- Born: 23 November 1955 Bellem, Belgium
- Died: 23 July 2023 (aged 67) Lubbeek, Belgium
- Occupations: Journalist, news anchor, television presenter
- Years active: 1978–2020

= Martine Tanghe =

Belgian journalist (1955–2023)

Martine Tanghe (23 November 1955 – 23 July 2023) was a Belgian journalist. She is most known as news presenter at the Flemish public broadcast channel VRT. She is widely recognised for her language proficiency, elegant pronunciation and eloquence.

==Biography==

Tanghe studied Germanic languages in Leuven.

In 1978 she started working for VRT (then BRT).
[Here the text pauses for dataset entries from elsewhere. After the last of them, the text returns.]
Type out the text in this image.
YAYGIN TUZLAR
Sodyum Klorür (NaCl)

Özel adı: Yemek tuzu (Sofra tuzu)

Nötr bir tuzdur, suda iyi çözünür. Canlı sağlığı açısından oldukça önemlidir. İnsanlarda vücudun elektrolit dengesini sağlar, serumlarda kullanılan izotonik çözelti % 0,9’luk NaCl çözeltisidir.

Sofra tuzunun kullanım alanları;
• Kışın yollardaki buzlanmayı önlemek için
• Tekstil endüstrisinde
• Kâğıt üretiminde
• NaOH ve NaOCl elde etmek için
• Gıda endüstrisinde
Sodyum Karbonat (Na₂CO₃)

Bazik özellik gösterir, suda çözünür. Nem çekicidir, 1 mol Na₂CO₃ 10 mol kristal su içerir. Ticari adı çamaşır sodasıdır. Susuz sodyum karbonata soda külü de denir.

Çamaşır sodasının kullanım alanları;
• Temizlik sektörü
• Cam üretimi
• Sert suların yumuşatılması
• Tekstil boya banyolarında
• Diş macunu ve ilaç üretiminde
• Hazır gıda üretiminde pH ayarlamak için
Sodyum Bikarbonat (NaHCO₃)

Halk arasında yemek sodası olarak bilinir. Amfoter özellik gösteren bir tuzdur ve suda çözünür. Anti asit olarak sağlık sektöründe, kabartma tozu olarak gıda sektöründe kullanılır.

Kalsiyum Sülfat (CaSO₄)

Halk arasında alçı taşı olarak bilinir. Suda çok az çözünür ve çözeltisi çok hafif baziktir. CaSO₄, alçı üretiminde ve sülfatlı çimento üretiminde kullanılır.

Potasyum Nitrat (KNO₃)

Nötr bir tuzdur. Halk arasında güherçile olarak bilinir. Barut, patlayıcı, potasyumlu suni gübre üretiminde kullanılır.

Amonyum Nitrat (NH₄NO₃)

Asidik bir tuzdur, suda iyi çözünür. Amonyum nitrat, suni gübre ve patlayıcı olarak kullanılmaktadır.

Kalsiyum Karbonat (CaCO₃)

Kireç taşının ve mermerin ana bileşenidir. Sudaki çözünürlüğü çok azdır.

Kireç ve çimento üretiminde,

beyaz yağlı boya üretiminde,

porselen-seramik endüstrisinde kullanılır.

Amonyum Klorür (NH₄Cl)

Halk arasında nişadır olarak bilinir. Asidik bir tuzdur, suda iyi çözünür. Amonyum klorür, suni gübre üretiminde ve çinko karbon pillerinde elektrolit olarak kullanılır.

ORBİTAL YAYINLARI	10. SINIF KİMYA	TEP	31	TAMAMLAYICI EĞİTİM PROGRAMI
Initially she combined reporting with presenting in the studio.

From 2005 until 2015 she presented the Grand Dictation of the Dutch Language, the most notable spelling competition of the Dutch language region.
From 2009 until 2017 she was in the board of directors of Onze Taal, a Dutch society dedicated to the Dutch language.

She retired at the end of 2020. Her last words on television before retirement became part of Flemish collective memory: "Ik zal u missen. Hou het veilig, hou vol, het komt allemaal weer goed."(I will miss you. Stay safe, keep going, everything's going to be alright.)

She died on 23 July 2023 in her own home, due to cancer.

== Awards ==
Tanghe is widely praised for her pronunciation and language skills.
- In 2008 she received an Honourable Mention at AIB Media Excellence Awards-award International TV personality of the year.
- In 2020 she received the Grote Prijs Jan Wauters, later renamed after her.
- In 2021 she received an Order of merit of the Flemish Community
- In 2023 she was awarded the rank of Commander in the Order of the Crown.
- She has a street named after her in Lubbeek.